Abdul memaparkan ada empat sektor yang akan terpengaruh fenomena gagal bayar utang AS, yakni perdagangan, penanaman modal, moneter, juga fiskal. Dalam sektor perdagangan, persentase ekspor Indonesia kini berada di angka 9,22 persen.

Namun, jika AS akhirnya memutuskan untuk melakukan shut down, maka akan ada penurunan permintaan terhadap ekspor Indonesia.

Adapun untuk sektor penanaman modal, Abdul menilai dampaknya tidak begitu signifikan. “Sektor penanaman modal dari AS itu sekitar 6 persen. Sebetulnya tidak begitu signifikan, tapi rata-rata investasinya di sektor-sektor strategis, khususnya energi,” jelasnya.

Baca Juga: Kerja Sama RI dan ADB, Menkeu: Saat Ini Capai 4,1 Miliar Dolar AS

Sementara dari sektor moneter, Abdul menegaskan bakal terjadi transmisi lewat nilai tukar. Hal ini pada akhirnya memengaruhi suku bunga, sebab capital outflow terjadi saat gejolak dari sisi moneter mentransmisi lewat nilai tukar.

Potensi gagal bayar utang AS juga memengaruhi sektor fiskal. Ketika gejolak ini terus terjadi maka akan berpengaruh terhadap imbal hasil SBN atau surat berharga negara. 

“Ketika imbal hasil ini meningkat, tentu bakal merugikan karena besarnya biaya yang harus dikeluarkan pemerintah setiap lelang yang dilakukan. Tentu ini akan berpengaruh terhadap biaya cicilan dan pokok utang yg cenderung akan naik,” papar Abdul.
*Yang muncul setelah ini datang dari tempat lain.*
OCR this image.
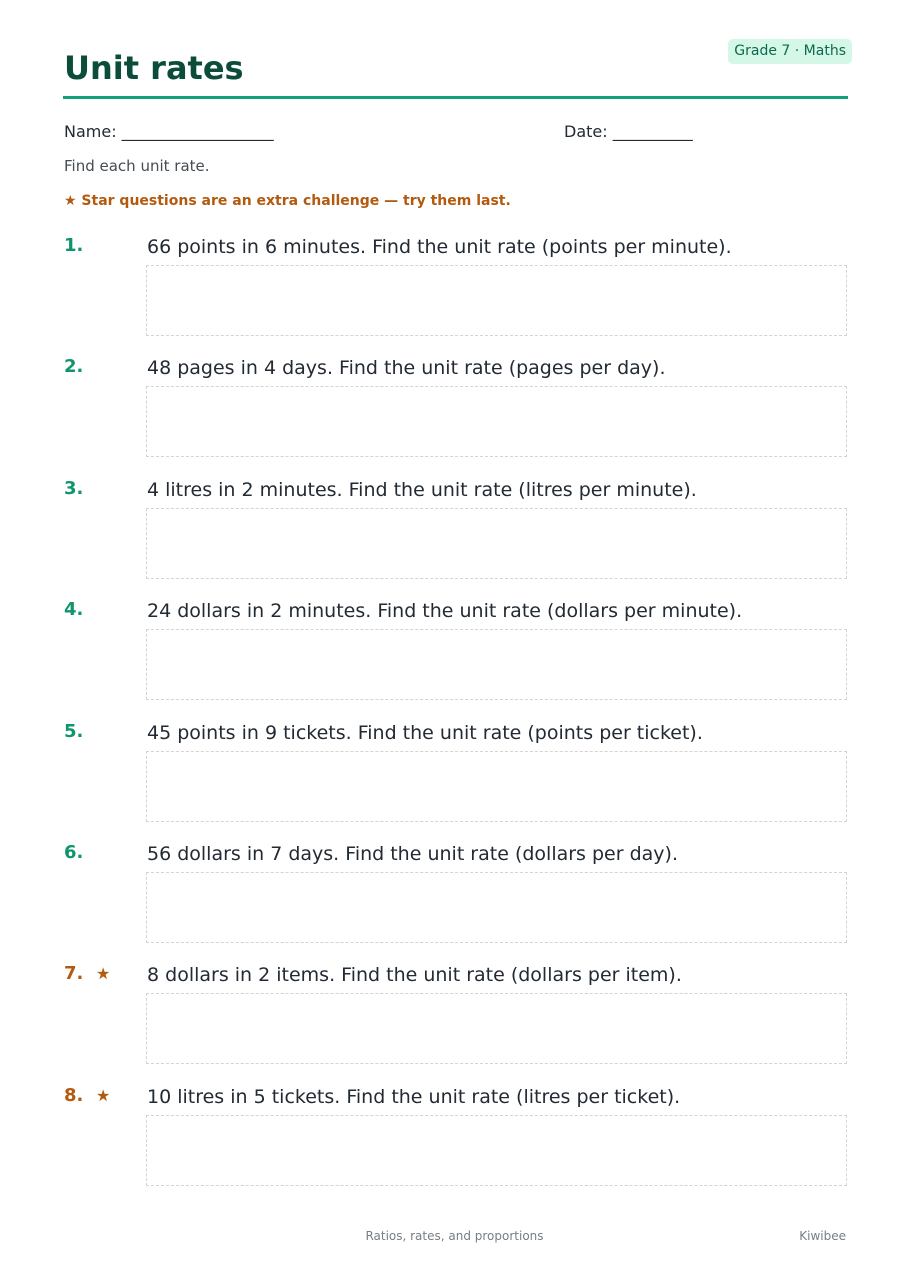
Unit rates	Grade 7 · Maths
Name: ___________________	Date: __________
Find each unit rate.
★ Star questions are an extra challenge — try them last.
1.	66 points in 6 minutes. Find the unit rate (points per minute).
2.	48 pages in 4 days. Find the unit rate (pages per day).
3.	4 litres in 2 minutes. Find the unit rate (litres per minute).
4.	24 dollars in 2 minutes. Find the unit rate (dollars per minute).
5.	45 points in 9 tickets. Find the unit rate (points per ticket).
6.	56 dollars in 7 days. Find the unit rate (dollars per day).
7. ★ 8 dollars in 2 items. Find the unit rate (dollars per item).
8. ★ 10 litres in 5 tickets. Find the unit rate (litres per ticket).
Ratios, rates, and proportions	Kiwibee
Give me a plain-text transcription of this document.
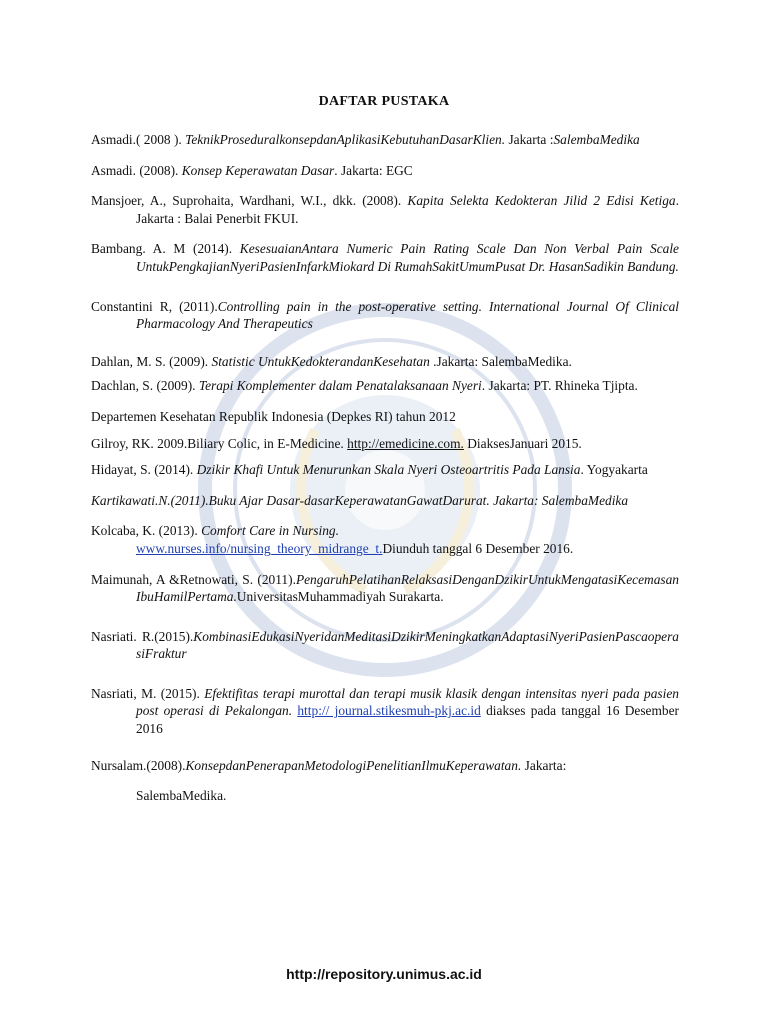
DAFTAR PUSTAKA

Asmadi.( 2008 ). TeknikProseduralkonsepdanAplikasiKebutuhanDasarKlien. Jakarta :SalembaMedika

Asmadi. (2008). Konsep Keperawatan Dasar. Jakarta: EGC

Mansjoer, A., Suprohaita, Wardhani, W.I., dkk. (2008). Kapita Selekta Kedokteran Jilid 2 Edisi Ketiga. Jakarta : Balai Penerbit FKUI.

Bambang. A. M (2014). KesesuaianAntara Numeric Pain Rating Scale Dan Non Verbal Pain Scale UntukPengkajianNyeriPasienInfarkMiokard Di RumahSakitUmumPusat Dr. HasanSadikin Bandung.

Constantini R, (2011).Controlling pain in the post-operative setting. International Journal Of Clinical Pharmacology And Therapeutics

Dahlan, M. S. (2009). Statistic UntukKedokterandanKesehatan .Jakarta: SalembaMedika.

Dachlan, S. (2009). Terapi Komplementer dalam Penatalaksanaan Nyeri. Jakarta: PT. Rhineka Tjipta.

Departemen Kesehatan Republik Indonesia (Depkes RI) tahun 2012

Gilroy, RK. 2009.Biliary Colic, in E-Medicine. http://emedicine.com. DiaksesJanuari 2015.

Hidayat, S. (2014). Dzikir Khafi Untuk Menurunkan Skala Nyeri Osteoartritis Pada Lansia. Yogyakarta

Kartikawati.N.(2011).Buku Ajar Dasar-dasarKeperawatanGawatDarurat. Jakarta: SalembaMedika

Kolcaba, K. (2013). Comfort Care in Nursing.
www.nurses.info/nursing_theory_midrange_t.Diunduh tanggal 6 Desember 2016.

Maimunah, A &Retnowati, S. (2011).PengaruhPelatihanRelaksasiDenganDzikirUntukMengatasiKecemasanIbuHamilPertama.UniversitasMuhammadiyah Surakarta.

Nasriati. R.(2015).KombinasiEdukasiNyeridanMeditasiDzikirMeningkatkanAdaptasiNyeriPasienPascaoperasiFraktur

Nasriati, M. (2015). Efektifitas terapi murottal dan terapi musik klasik dengan intensitas nyeri pada pasien post operasi di Pekalongan. http:// journal.stikesmuh-pkj.ac.id diakses pada tanggal 16 Desember 2016

Nursalam.(2008).KonsepdanPenerapanMetodologiPenelitianIlmuKeperawatan. Jakarta:
SalembaMedika.

http://repository.unimus.ac.id
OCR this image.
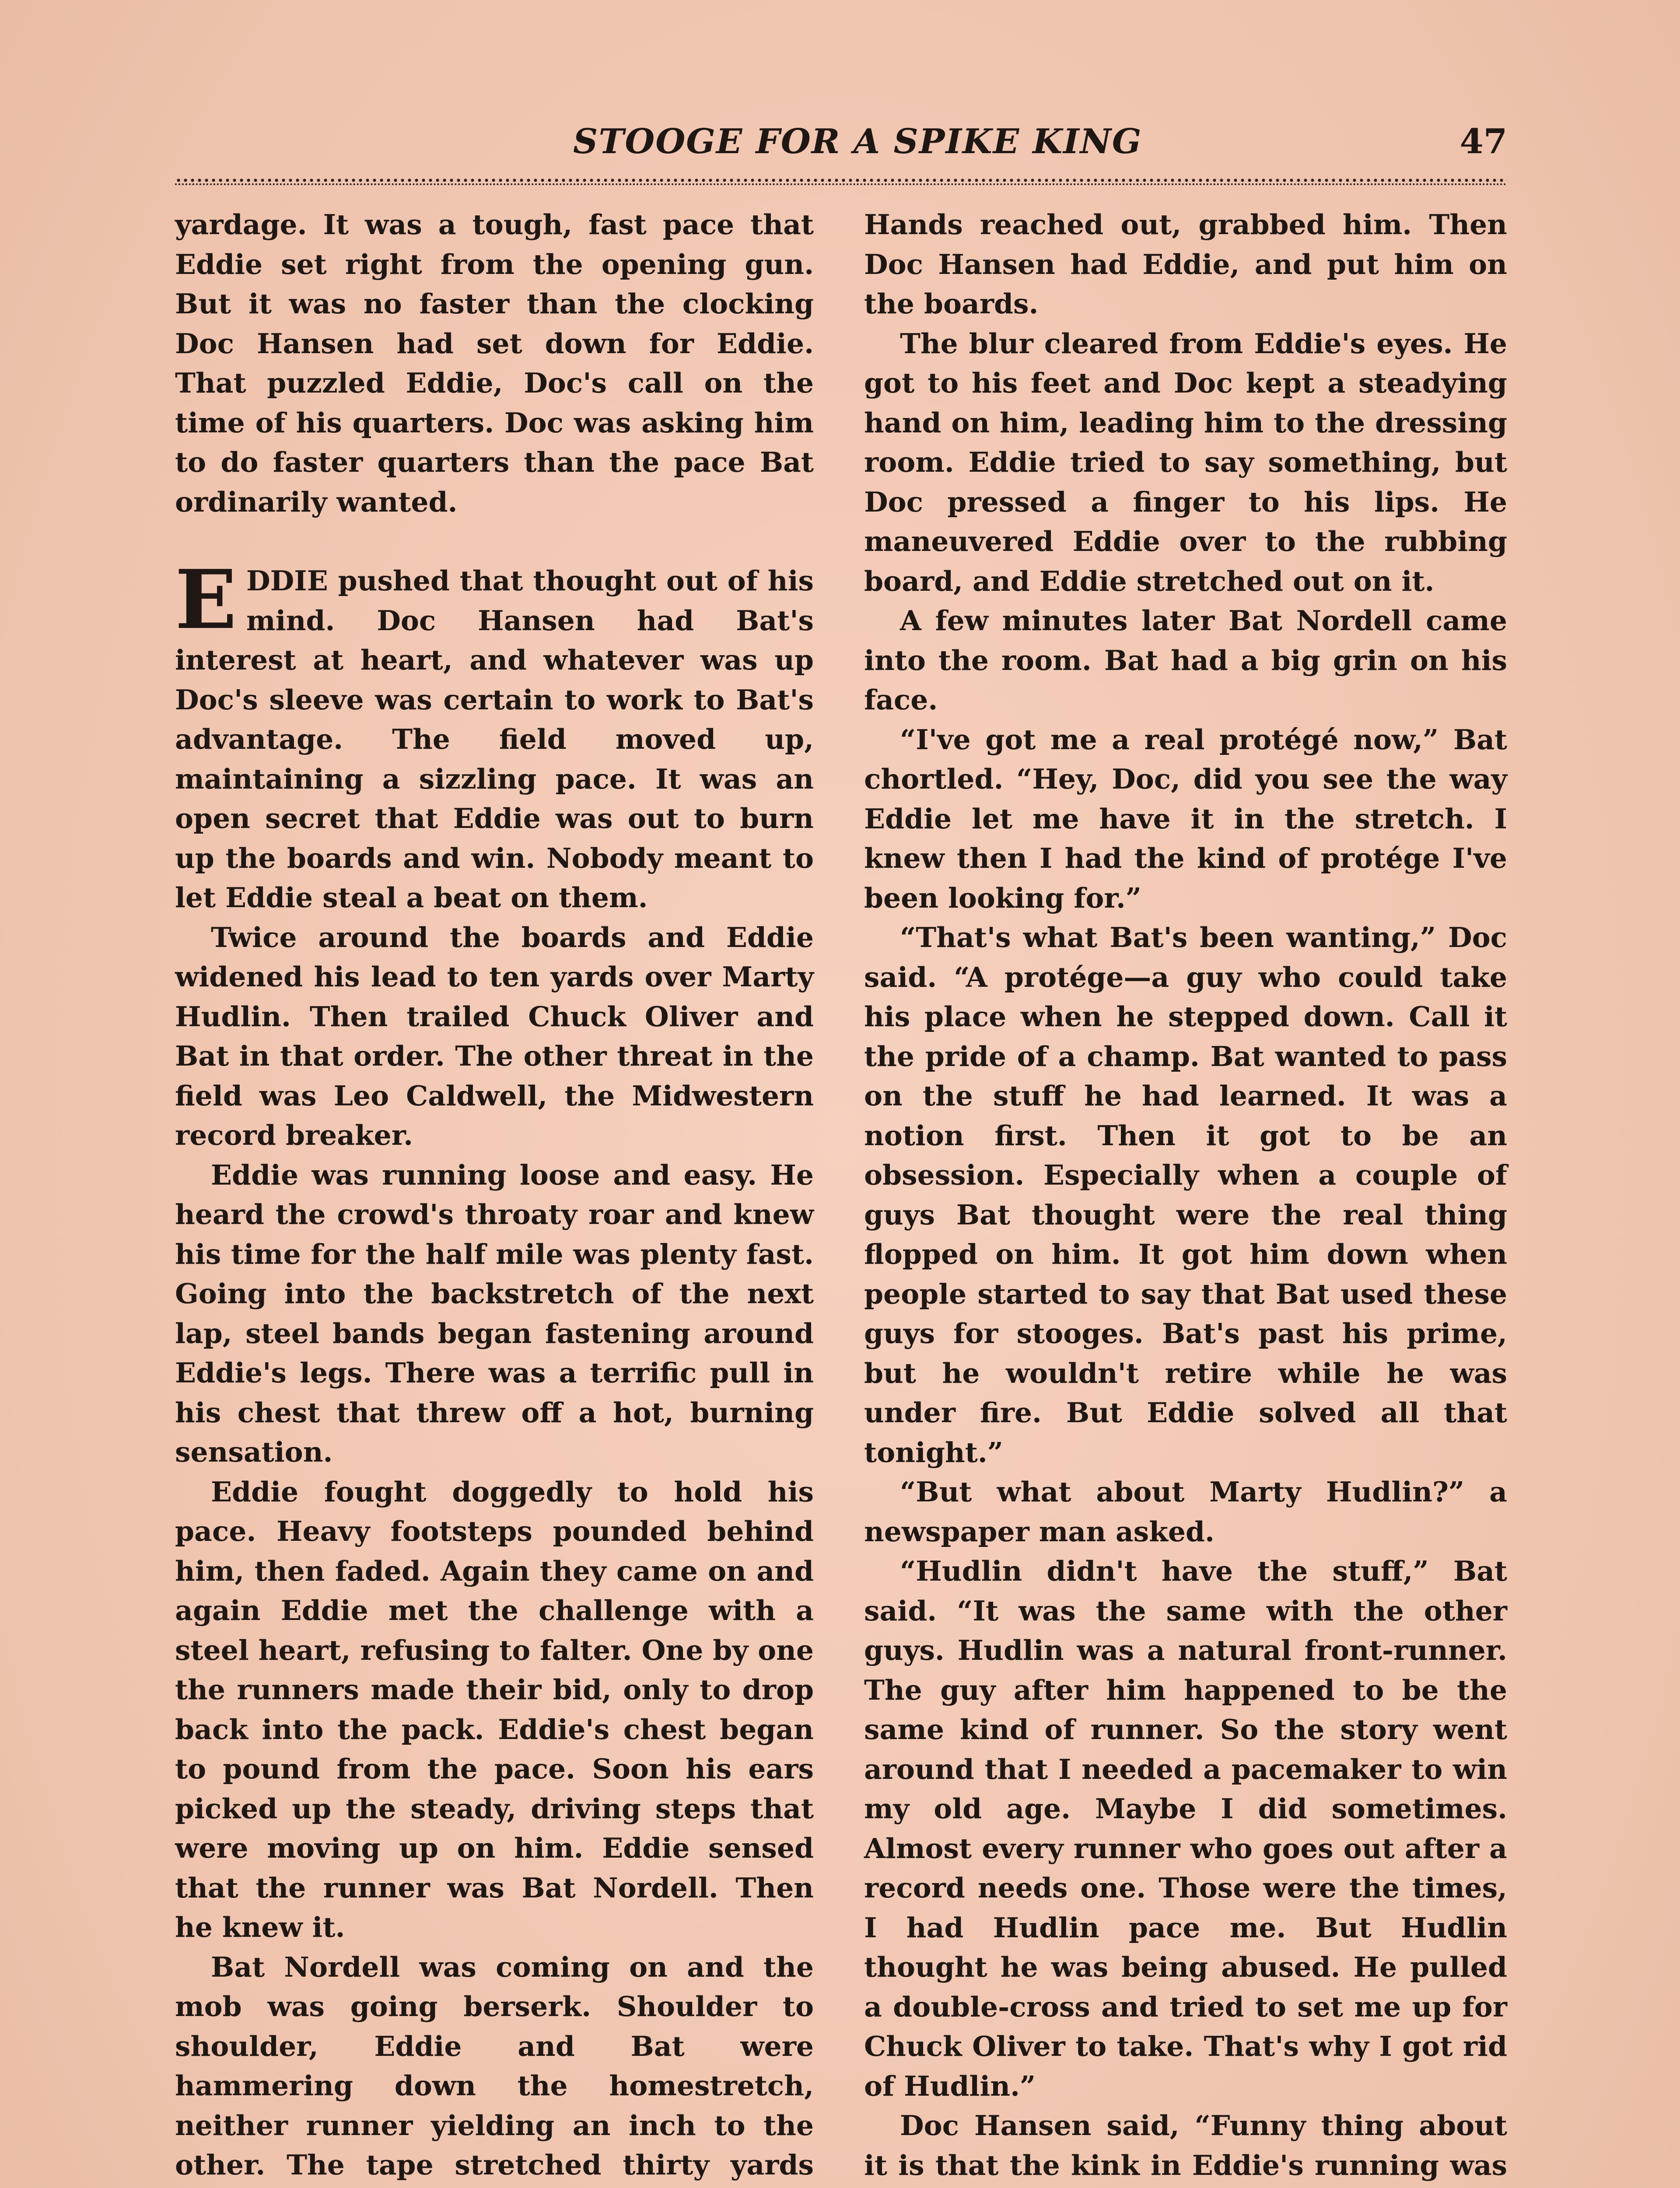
STOOGE FOR A SPIKE KING	47

yardage. It was a tough, fast pace that Eddie set right from the opening gun. But it was no faster than the clocking Doc Hansen had set down for Eddie. That puzzled Eddie, Doc's call on the time of his quarters. Doc was asking him to do faster quarters than the pace Bat ordinarily wanted.

EDDIE pushed that thought out of his mind. Doc Hansen had Bat's interest at heart, and whatever was up Doc's sleeve was certain to work to Bat's advantage. The field moved up, maintaining a sizzling pace. It was an open secret that Eddie was out to burn up the boards and win. Nobody meant to let Eddie steal a beat on them.

Twice around the boards and Eddie widened his lead to ten yards over Marty Hudlin. Then trailed Chuck Oliver and Bat in that order. The other threat in the field was Leo Caldwell, the Midwestern record breaker.

Eddie was running loose and easy. He heard the crowd's throaty roar and knew his time for the half mile was plenty fast. Going into the backstretch of the next lap, steel bands began fastening around Eddie's legs. There was a terrific pull in his chest that threw off a hot, burning sensation.

Eddie fought doggedly to hold his pace. Heavy footsteps pounded behind him, then faded. Again they came on and again Eddie met the challenge with a steel heart, refusing to falter. One by one the runners made their bid, only to drop back into the pack. Eddie's chest began to pound from the pace. Soon his ears picked up the steady, driving steps that were moving up on him. Eddie sensed that the runner was Bat Nordell. Then he knew it.

Bat Nordell was coming on and the mob was going berserk. Shoulder to shoulder, Eddie and Bat were hammering down the homestretch, neither runner yielding an inch to the other. The tape stretched thirty yards

Hands reached out, grabbed him. Then Doc Hansen had Eddie, and put him on the boards.

The blur cleared from Eddie's eyes. He got to his feet and Doc kept a steadying hand on him, leading him to the dressing room. Eddie tried to say something, but Doc pressed a finger to his lips. He maneuvered Eddie over to the rubbing board, and Eddie stretched out on it.

A few minutes later Bat Nordell came into the room. Bat had a big grin on his face.

“I've got me a real protégé now,” Bat chortled. “Hey, Doc, did you see the way Eddie let me have it in the stretch. I knew then I had the kind of protége I've been looking for.”

“That's what Bat's been wanting,” Doc said. “A protége—a guy who could take his place when he stepped down. Call it the pride of a champ. Bat wanted to pass on the stuff he had learned. It was a notion first. Then it got to be an obsession. Especially when a couple of guys Bat thought were the real thing flopped on him. It got him down when people started to say that Bat used these guys for stooges. Bat's past his prime, but he wouldn't retire while he was under fire. But Eddie solved all that tonight.”

“But what about Marty Hudlin?” a newspaper man asked.

“Hudlin didn't have the stuff,” Bat said. “It was the same with the other guys. Hudlin was a natural front-runner. The guy after him happened to be the same kind of runner. So the story went around that I needed a pacemaker to win my old age. Maybe I did sometimes. Almost every runner who goes out after a record needs one. Those were the times, I had Hudlin pace me. But Hudlin thought he was being abused. He pulled a double-cross and tried to set me up for Chuck Oliver to take. That's why I got rid of Hudlin.”

Doc Hansen said, “Funny thing about it is that the kink in Eddie's running was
Dampak dari sisi SBN sendiri memang sudah mulai terasa, di mana persentasenya bergerak menurun. Namun, belakangan, SBN mulai kembali meningkat hingga mencapai angka 6,557 persen.

Baca Juga: BI Perintahkan Perbankan Waspadai Dampak Krisis Finansial Amerika

Abdul menegaskan bahwa sebetulnya gejolak yang terjadi di AS ini sangat jamak, mulai dari masalah kebijakan moneter yang lantas menimbulkan potensi gagal bayar. Terlebih lagi, kini ada cenderungan negara-negara lain untuk mengurangi kebergantungan terhadap penggunaan dolar.

“Tentu situasi ini akan menghimpit ekonomi AS, di mana negara ini menjadi pemilik sekitar 20 persen dari output ekonomi global,” tutupnya.

Beberapa waktu lalu, Menteri Keuangan AS memperingatkan bahwa negaranya mungkin tidak mampu membayar semua tagihan secara penuh dan tepat waktu. Mereka baru bisa melunasi utang paling cepat 1 Juni mendatang.

Abdul menegaskan jika AS sampai gagal membayar utangnya, maka kondisi perekonomian global mendapat pengaruh buruk. Kondisi itu tidak hanya berpengaruh pada perekonomian domestik AS, namun juga ekonomi dunia yang berimbas pada munculnya krisis keuangan global.